Innate immune sensing in the tumor microenvironment (TME) is a critical step in promoting spontaneous tumor-initiated T cell priming and subsequent tumor-infiltrating lymphocytes (TILs) infiltration. Spontaneous tumor-initiated T cell priming is dependent on IFN-β production by tumor-resident dendritic cells. In particular, activating STING induces the signature cytokine IFN-β. Activation of the STING pathway in tumor-resident host antigen presenting cells (APCs) is required for induction of a spontaneous CD8+ T cell response against tumor-derived antigens in vivo. Bacterial infection produces exogenous cyclic dinucleotides (CDNs), and host cyclic GMP-AMP synthetase (cGAS) produces a structurally distinct endogenous cyclic dinucleotide. In this study, Leticia Corrales, et al selected ADU-S100 (ML RR-S2 CDA) as the lead molecule for continued development. Especially, ADU-S100 is a strong agonist of the mSTING pathway in vitro and in vivo.

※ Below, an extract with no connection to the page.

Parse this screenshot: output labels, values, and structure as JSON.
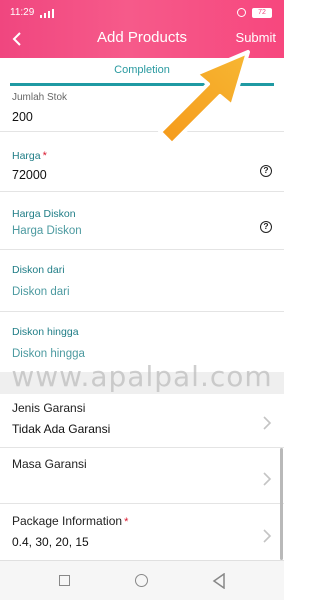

ADU-S100 has high translational potential as a therapeutic intervention strategy to induce activation of the tumor microenvironment in multiple tumor types. Particularly, ADU-S100 has the mechanistic goal of generating effective tumor-initiated CD8+ T cell priming and lasting antitumor efficacy. ADU-S100 also induces aggregation of STING and induce phosphorylation of TBK1 and IRF3 in mouse bone marrow-derived macrophages (BMM). Besides, ADU-S100 induces significantly high levels of IFN-α. Importantly, ADU-S100 also shows high anti-tumor control than the endogenous ML cGAMP. ML RR-S2 CDA induces lasting immune-mediated tumor rejection in multiple tumor types. Together, ADU-S100 promotes immune-mediated tumor rejection.
All in all, these results demonstrate that ADU-S100 eradicates multiple tumor types and primes an effective systemic CD8+ T cell immune response that significantly inhibits the growth of distal, untreated lesions.